A 20 m² (about 215 sq ft) patio, costed from the list with your own local prices:

  1. Pavers: about 1,053 at 200 × 100 mm with 10% wastage.
  2. Sub-base: 20 × 0.10 = 2 m³ of compacted gravel.
  3. Bedding sand: 20 × 0.03 = 0.6 m³.
  4. Jointing sand: about 2 bags.
  5. Edging: the perimeter length, plus restraint and spikes.
  6. Multiply each by its price, then add labor if you are not laying it yourself.

The point is not the numbers - it is that every line is one you can price and change.

A few tips

  • Price the pavers and the base first; on a driveway the deeper base and thicker pavers surprise people.
  • Get the sand amounts right before ordering - over-deep bedding quietly adds tonnes.
  • Don’t forget edge restraint and a perimeter cut allowance; loose edges are the first thing to fail.
  • Removing an old patio or slab and disposing of the spoil is a real cost - factor it in if you are replacing.
Try the Paver Calculator

Frequently asked questions

01

How much does it cost to install pavers?

Build the material list first - pavers, gravel sub-base, bedding sand, jointing sand and edging - price each line locally, then add labor, which is often half or more of an installed paver price.
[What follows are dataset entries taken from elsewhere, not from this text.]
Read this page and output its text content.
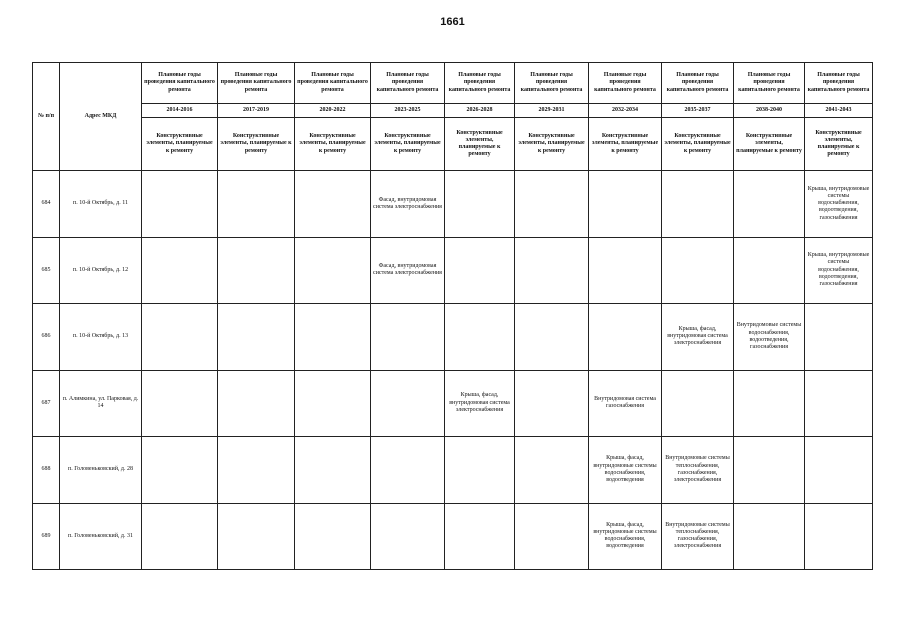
1661
№ п/п	Адрес МКД	Плановые годы проведения капитального ремонта	Плановые годы проведения капитального ремонта	Плановые годы проведения капитального ремонта	Плановые годы проведения капитального ремонта	Плановые годы проведения капитального ремонта	Плановые годы проведения капитального ремонта	Плановые годы проведения капитального ремонта	Плановые годы проведения капитального ремонта	Плановые годы проведения капитального ремонта	Плановые годы проведения капитального ремонта
		2014-2016	2017-2019	2020-2022	2023-2025	2026-2028	2029-2031	2032-2034	2035-2037	2038-2040	2041-2043
		Конструктивные элементы, планируемые к ремонту	Конструктивные элементы, планируемые к ремонту	Конструктивные элементы, планируемые к ремонту	Конструктивные элементы, планируемые к ремонту	Конструктивные элементы, планируемые к ремонту	Конструктивные элементы, планируемые к ремонту	Конструктивные элементы, планируемые к ремонту	Конструктивные элементы, планируемые к ремонту	Конструктивные элементы, планируемые к ремонту	Конструктивные элементы, планируемые к ремонту
684	п. 10-й Октябрь, д. 11				Фасад, внутридомовая система электроснабжения						Крыша, внутридомовые системы водоснабжения, водоотведения, газоснабжения
685	п. 10-й Октябрь, д. 12				Фасад, внутридомовая система электроснабжения						Крыша, внутридомовые системы водоснабжения, водоотведения, газоснабжения
686	п. 10-й Октябрь, д. 13								Крыша, фасад, внутридомовая система электроснабжения	Внутридомовые системы водоснабжения, водоотведения, газоснабжения	
687	п. Алимкина, ул. Парковая, д. 14					Крыша, фасад, внутридомовая система электроснабжения		Внутридомовая система газоснабжения			
688	п. Головеньковский, д. 28							Крыша, фасад, внутридомовые системы водоснабжения, водоотведения	Внутридомовые системы теплоснабжения, газоснабжения, электроснабжения		
689	п. Головеньковский, д. 31							Крыша, фасад, внутридомовые системы водоснабжения, водоотведения	Внутридомовые системы теплоснабжения, газоснабжения, электроснабжения		
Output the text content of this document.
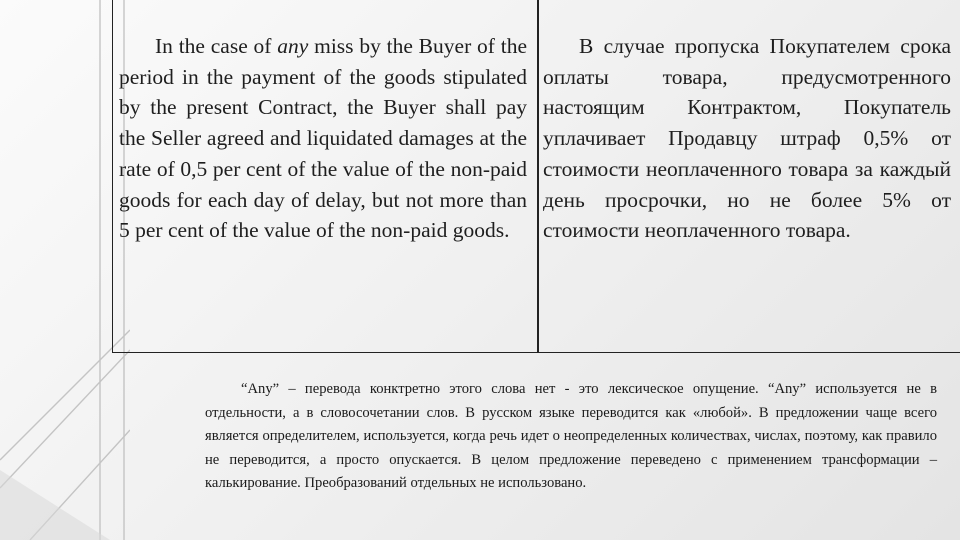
In the case of any miss by the Buyer of the period in the payment of the goods stipulated by the present Contract, the Buyer shall pay the Seller agreed and liquidated damages at the rate of 0,5 per cent of the value of the non-paid goods for each day of delay, but not more than 5 per cent of the value of the non-paid goods.
В случае пропуска Покупателем срока оплаты товара, предусмотренного настоящим Контрактом, Покупатель уплачивает Продавцу штраф 0,5% от стоимости неоплаченного товара за каждый день просрочки, но не более 5% от стоимости неоплаченного товара.
“Any” – перевода конктретно этого слова нет - это лексическое опущение. “Any” используется не в отдельности, а в словосочетании слов. В русском языке переводится как «любой». В предложении чаще всего является определителем, используется, когда речь идет о неопределенных количествах, числах, поэтому, как правило не переводится, а просто опускается. В целом предложение переведено с применением трансформации – калькирование. Преобразований отдельных не использовано.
Working from the list rather than a single per-square-foot rate lets you drop in real prices and see exactly what drives your total.

02

What is the labor cost to install pavers?

Labor is usually the biggest single line on a paver install, often a half to two-thirds of the finished price, because the excavation, base compaction and laying are slow, heavy work. It varies too much by region to quote reliably, so get two or three local quotes and compare them against your priced material list to see what the labor is really costing.

03

Why do paver driveways cost more than patios?

A driveway carries vehicles, so it needs a deeper 150-200 mm (6-8 in) compacted sub-base instead of the 100 mm under a patio, thicker 60-80 mm vehicle-rated pavers, and more excavation and compaction. More material and more labor per square foot is what lifts the price over a patio of the same area.

04

Is it cheaper to lay pavers yourself?

The materials cost the same either way, so doing it yourself saves the labor line - often half the installed price. The trade-off is hard work: excavating, hauling and compacting base, and screeding a dead-flat bed. A patio that settles or heaves is expensive to relay, so be honest about the time, tools and a helper before skipping the contractor.